Our pandemic experience has heightened awareness of the need to increase K–12 system resilience to mitigate future disruptions, but what exactly does that mean? We often think of resilience as a personal trait related to determination and persistence, including for our students learning during the pandemic. Resilience is a newer concept for K–12 school systems with limited practice and research.
In our first blog, we looked at why resilience is important now for K–12 school systems. Here, we explore how the resilience of local K–12 school systems can be increased with a set of principles that provide a framework for the planning and implementation of practices of resilience. Combined with a change management process for continuous improvement, this framework can support districts in ensuring effective and equitable learning during future disturbances, whether caused by natural disasters, technology innovations, or workforce changes.
Defining a K–12 Resilience Framework
We can first briefly define resilience as “an ability to recover from or adjust easily to misfortune or change.” Further, a resilient K–12 school system should also learn and evolve to anticipate and proactively mitigate future foreseeable misfortunes or changes (i.e., disturbances).

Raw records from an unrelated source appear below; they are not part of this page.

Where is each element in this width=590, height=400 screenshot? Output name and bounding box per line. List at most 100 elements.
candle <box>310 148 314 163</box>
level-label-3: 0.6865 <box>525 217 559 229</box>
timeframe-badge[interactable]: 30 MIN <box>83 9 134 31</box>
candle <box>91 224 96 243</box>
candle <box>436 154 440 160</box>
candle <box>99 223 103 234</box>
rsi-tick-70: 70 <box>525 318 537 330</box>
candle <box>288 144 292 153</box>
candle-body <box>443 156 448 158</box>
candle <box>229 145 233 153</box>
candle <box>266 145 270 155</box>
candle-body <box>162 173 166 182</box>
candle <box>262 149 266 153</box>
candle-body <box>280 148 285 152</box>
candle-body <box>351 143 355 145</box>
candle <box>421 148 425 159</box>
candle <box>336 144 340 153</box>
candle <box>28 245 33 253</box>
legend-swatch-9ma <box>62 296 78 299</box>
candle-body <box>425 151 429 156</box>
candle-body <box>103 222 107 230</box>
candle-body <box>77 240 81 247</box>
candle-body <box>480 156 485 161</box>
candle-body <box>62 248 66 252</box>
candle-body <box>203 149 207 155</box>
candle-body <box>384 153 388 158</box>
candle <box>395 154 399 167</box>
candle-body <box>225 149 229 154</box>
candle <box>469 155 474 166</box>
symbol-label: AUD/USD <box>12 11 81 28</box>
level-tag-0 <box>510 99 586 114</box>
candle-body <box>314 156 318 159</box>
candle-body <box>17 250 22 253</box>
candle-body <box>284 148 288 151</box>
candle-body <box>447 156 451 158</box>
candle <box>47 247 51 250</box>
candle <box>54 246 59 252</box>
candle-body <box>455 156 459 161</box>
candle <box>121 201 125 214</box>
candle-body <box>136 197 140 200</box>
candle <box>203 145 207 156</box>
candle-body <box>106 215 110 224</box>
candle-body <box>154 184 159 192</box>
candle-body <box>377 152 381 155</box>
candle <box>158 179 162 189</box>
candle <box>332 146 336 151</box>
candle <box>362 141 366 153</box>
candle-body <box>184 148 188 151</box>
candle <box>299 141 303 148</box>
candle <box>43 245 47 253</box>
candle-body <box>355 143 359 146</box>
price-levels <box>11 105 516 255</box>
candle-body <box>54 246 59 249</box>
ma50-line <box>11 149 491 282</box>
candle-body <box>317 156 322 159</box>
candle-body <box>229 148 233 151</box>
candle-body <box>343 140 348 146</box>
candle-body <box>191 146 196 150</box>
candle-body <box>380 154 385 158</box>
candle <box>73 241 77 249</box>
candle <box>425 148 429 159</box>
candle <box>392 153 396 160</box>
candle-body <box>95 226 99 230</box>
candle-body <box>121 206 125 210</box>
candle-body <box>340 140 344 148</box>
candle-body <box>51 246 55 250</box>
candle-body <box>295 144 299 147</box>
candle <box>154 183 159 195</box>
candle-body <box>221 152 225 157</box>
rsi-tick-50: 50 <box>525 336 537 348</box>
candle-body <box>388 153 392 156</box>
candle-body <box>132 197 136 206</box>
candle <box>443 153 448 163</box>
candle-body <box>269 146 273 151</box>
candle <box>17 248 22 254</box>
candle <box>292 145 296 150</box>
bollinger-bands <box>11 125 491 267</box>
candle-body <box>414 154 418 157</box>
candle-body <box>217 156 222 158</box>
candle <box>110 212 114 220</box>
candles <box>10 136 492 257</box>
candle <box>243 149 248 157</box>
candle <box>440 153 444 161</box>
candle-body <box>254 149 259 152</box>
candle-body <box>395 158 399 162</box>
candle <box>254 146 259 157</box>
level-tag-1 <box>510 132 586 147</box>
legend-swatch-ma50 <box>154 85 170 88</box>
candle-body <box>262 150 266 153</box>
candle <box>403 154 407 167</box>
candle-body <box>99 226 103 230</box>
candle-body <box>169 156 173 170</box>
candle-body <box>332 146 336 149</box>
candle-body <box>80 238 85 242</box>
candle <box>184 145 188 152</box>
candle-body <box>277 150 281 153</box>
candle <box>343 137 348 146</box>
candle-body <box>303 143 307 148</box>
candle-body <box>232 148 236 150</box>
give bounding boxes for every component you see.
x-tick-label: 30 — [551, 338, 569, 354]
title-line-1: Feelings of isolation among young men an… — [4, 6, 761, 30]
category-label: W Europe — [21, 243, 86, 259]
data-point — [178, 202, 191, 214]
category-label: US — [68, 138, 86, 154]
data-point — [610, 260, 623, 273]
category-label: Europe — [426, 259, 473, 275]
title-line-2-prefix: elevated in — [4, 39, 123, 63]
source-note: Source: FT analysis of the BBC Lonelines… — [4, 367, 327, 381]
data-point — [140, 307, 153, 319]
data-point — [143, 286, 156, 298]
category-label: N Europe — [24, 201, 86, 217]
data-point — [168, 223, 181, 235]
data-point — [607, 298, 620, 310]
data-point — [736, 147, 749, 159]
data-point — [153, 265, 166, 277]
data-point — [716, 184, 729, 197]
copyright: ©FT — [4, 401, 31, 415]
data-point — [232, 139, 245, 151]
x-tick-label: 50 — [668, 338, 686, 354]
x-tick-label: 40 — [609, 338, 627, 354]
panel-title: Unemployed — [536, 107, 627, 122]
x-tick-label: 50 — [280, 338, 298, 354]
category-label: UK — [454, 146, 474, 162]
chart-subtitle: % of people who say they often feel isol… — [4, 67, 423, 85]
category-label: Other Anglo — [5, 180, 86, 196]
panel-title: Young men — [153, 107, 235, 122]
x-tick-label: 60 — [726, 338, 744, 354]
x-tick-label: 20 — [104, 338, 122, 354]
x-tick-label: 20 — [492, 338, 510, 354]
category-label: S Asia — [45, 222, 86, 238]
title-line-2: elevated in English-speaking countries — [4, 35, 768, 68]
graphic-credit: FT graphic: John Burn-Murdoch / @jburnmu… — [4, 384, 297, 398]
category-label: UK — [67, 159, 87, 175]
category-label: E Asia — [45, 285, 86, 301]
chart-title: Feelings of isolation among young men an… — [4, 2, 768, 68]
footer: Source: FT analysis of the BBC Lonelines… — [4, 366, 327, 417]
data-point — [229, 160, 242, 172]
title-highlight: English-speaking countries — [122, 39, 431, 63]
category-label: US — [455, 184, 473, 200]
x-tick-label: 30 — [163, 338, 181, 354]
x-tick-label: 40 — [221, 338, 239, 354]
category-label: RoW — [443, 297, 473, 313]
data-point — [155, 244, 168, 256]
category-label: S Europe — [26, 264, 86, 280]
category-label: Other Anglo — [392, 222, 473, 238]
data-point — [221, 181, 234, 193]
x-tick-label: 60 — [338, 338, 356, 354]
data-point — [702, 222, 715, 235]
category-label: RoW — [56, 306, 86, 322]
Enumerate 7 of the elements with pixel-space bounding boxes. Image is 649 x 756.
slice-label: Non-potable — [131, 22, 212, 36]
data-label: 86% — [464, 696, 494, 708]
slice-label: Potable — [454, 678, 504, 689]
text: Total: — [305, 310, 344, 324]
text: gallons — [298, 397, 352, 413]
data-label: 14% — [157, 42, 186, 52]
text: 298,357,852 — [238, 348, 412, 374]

Building that resilience requires a local K–12 school system to implement a set of practices to increase their agility and flexibility (i.e., resilience). These school policies and practices fall across the following principles of resilience:
- Tight-Loose Integration
- Empowered Staff and Schools
- Redundant and Extendible
- Adaptable to Change
- Authentic and Accessible Communication and Feedback Loops
These principles should also be implemented across school functions and should inform how a local school system allocates its resources, makes its decisions (governance), and provides curriculum and instruction (education delivery).
K–12 Principles of Resilience
- Tight-Loose Integration: A resilient system adopts common learning, technical integration, and process standards and requirements, and establishes norms, criteria, and expectations that guide decisions (i.e., tight), while enabling staff to make decisions and choices within that framework (i.e., loose) with a mindset of efficacy over compliance.
- Empowered Schools and Staff: A resilient system empowers schools and staff with flexibility and authority to be creative and to make decisions, adopt resources, and implement services in a timely manner that best addresses their unique campus/population needs, provided they do so within the parameters of the district’s standards and requirements.
- Redundant and Extendible: A resilient system values and curates multiple options for meeting needs, is boundaryless, and leverages partnerships to build redundant, diversified, and extendible systems so that if one method or modality is not operating effectively or otherwise meeting needs, then other options are available.
- Adaptable to Change: A resilient system is adaptable and evolves by continuously expecting change, collecting information to identify and evaluate potential disturbances, and applying new understanding and modifying practices to anticipate, mitigate, and reduce the negative impact of disturbances.
- Authentic and Accessible Communication and Feedback Loops: A resilient system has strong two-way communication to meaningfully understand stakeholder needs; build an authentic vision and shared accountability; and deliver clear, candid, accessible, and timely information to create a strong culture and provide voice and agency.
Implementing Principles of Resilience
Understanding these principles is a first step toward increasing resilience. These principles are, in fact, enabled by implementation of local policies and practices. We have identified more than 40 such practices across these principles, but we note that local K–12 systems should also identify additional or alternative practices that address their unique circumstances and needs for reaching these principles.
Finally, local K–12 schools systems need an ongoing process for building toward resilience and specifically for identifying their priority principles and practices, for piloting and scaling practices, and for continuously evaluating and improving their resilience as they adopt specific practices.